No lejos de allí se alzaba el Sanatorio Psiquiátrico. Un edificio de perfiles sombríos, tétricos, cuya sola contemplación asustaba a los chiquillos. De ello que nunca se acercaran a sus altos y recios muros, ni siquiera a plena luz del día.
  El viento seguía ululando, silbando, y Candy, que en aquellos momentos no era más que una chiquilla terriblemente asustada, se agazapaba tras unos matorrales.
  No quería ser vista por el hombre que se hallaba cerca de la carretera, esperando verla aparecer para poder regresarla con Albert, no, no regresaría con el.

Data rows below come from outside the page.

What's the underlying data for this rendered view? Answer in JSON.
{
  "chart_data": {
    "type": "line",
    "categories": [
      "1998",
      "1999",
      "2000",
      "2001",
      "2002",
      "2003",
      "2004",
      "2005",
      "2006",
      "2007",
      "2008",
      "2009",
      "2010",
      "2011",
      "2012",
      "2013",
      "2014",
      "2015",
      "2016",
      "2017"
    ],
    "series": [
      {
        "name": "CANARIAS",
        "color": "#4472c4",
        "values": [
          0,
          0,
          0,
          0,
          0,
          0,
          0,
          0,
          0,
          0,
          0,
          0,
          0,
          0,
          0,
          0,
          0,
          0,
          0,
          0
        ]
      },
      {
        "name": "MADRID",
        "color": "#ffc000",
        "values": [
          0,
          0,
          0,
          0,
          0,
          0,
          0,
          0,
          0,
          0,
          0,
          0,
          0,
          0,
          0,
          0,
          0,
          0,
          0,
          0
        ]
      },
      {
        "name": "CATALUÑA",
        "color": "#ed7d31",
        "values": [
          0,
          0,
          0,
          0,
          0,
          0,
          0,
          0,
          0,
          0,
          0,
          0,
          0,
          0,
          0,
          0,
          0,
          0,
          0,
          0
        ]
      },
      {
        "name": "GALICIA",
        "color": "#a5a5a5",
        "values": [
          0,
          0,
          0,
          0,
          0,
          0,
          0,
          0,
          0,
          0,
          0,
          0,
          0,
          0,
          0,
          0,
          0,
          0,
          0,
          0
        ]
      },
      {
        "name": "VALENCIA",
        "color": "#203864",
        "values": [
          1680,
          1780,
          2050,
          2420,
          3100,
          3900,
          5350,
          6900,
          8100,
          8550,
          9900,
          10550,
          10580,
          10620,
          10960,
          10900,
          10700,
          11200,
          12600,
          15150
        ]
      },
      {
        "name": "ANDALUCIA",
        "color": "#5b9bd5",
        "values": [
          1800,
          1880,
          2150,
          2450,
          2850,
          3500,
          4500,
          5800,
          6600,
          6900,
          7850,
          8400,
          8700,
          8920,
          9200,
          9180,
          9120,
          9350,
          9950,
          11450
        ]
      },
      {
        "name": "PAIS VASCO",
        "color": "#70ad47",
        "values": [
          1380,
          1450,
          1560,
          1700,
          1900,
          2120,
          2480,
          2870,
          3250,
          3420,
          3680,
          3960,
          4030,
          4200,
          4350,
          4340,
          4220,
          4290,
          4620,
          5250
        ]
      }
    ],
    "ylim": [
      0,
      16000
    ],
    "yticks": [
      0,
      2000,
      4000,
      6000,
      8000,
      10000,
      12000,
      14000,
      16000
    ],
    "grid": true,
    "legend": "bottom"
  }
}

No después de escuchar la conversación que tuvo con ese doctor:

—¿Que es lo que le sucede doctor? —Preguntó Albert mientras yo me terminé de vestir y me colocó detrás de la puerta para poder escuchar aquella conversación.
—Está bastante deshidratada y necesita mucho reposo, le daré la orden para unos exámenes que necesito para poder confirmar mi diagnóstico, por lo pronto: debe cuidar su alimentación y concentrarse en obtener más fuentes de hierro.— se escuchó el sonido que hace el tintero al abrirse y el choque de la punta de la plumilla al escribir.—Tenga, los necesito lo más pronto posible.
—¿pero? — refutó Albert
—Aún no puedo dar un diagnóstico Señor...
—Omita por favor los formalismos — lo interrumpió. —Necesito saber o por lo menos tener un indicio de que es lo que sucede con Candy.
—Señor...
—Albert, llámeme Albert.
—Albert, la señorita necesita líquidos y recuperar su fuerza lo más rápido posible, mis sospechas están alrededor de un embarazo aunque ella me dice que hace dos meses que...
El sonido de una silla al caerse hizo que el doctor se callara y un silencio se coló entre la puerta y la habitación en donde yo estaba.
Después, un golpe.
Y un vidrio...
—¡Albert! ¿Que le sucede?
—¡Desgraciado! Maldito infeliz... ¡así que esa fue la verdadera razón! —la voz de Albert retumbó por todos lados logrando que mis ojos se quedaran fijos en la pared de aquella habitación, me apartara de la puerta y caminara de espaldas hasta la puerta contraria que daba al patio.
—¡Señor Ardlay haga el favor de controlarse!
—¿Ardlay? No, el no es mi esposo...— el sonido de las personas corriendo de un lado a otro se escuchaba por todos lados.
—¡Siéntese! Tengo que suturar su mano
—¡No quiero! Quiero matar a ese infeliz.—Su voz retumbaba en mi cabeza.
—Albert por favor tranquilícese, no se que problema tiene con su esposa ni tampoco quien es el infeliz al que quiere matar, pero si la señora Candy le llega a escuchar puede hacer que su salud llegue a empeorar más de lo que ya ahora se encuentra. Por favor tranquilo, ¡hágalo por ella! Por favor Sr Ardlay...
—¡Yo no soy su esposa! Santo cielo, cuando el tío abuelo William se entere... pero es que no... Albert tiene una novia, el me lo dijo desde que llegué aquí, una... enfermera... Isabel... Yo no, no no puedo, me va a odiar, me odiará si lo que dice ese médico es verdad... pero, no entiendo, no entiendo... yo tengo que irme, no puedo obligar a Albert a nada, me odiará me odiará... tengo que irme de aquí.
Sigilosamente salí por el patio y entre por la cocina, todo se hallaba en silencio —Bien.
Albert me había indicado en varias ocasiones donde se guardaba el dinero para emergencias en caso de que él esté de viaje y no me haya podido llevar.
Era más que suficiente.
Tome mi maleta blanca con la que había llegado y salí por la puerta que daba a la calle. Debería caminar muy lentamente para no llamar la atención, desde donde yo estaba se podía ver la espalda de Albert y el doctor sosteniendo su mano, Brutus sostenía algo.
Cuando finalmente crucé la carretera, escuché la voz inconfundible de Brutus gritando.
—¡Señorita Candy!
Empecé a correr.
Un transporte interprovincial pasó y lo tomé inmediatamente, iba hasta If. Pero yo me quedaría antes. Donde no crean que sería capaz de quedarme, donde una chica de mi clase no sería capaz de vivir. Donde una Ardlay jamás pisaría y menos para quedarse... Y menos con un bebé. Sería un buen lugar para criar un niño soltera.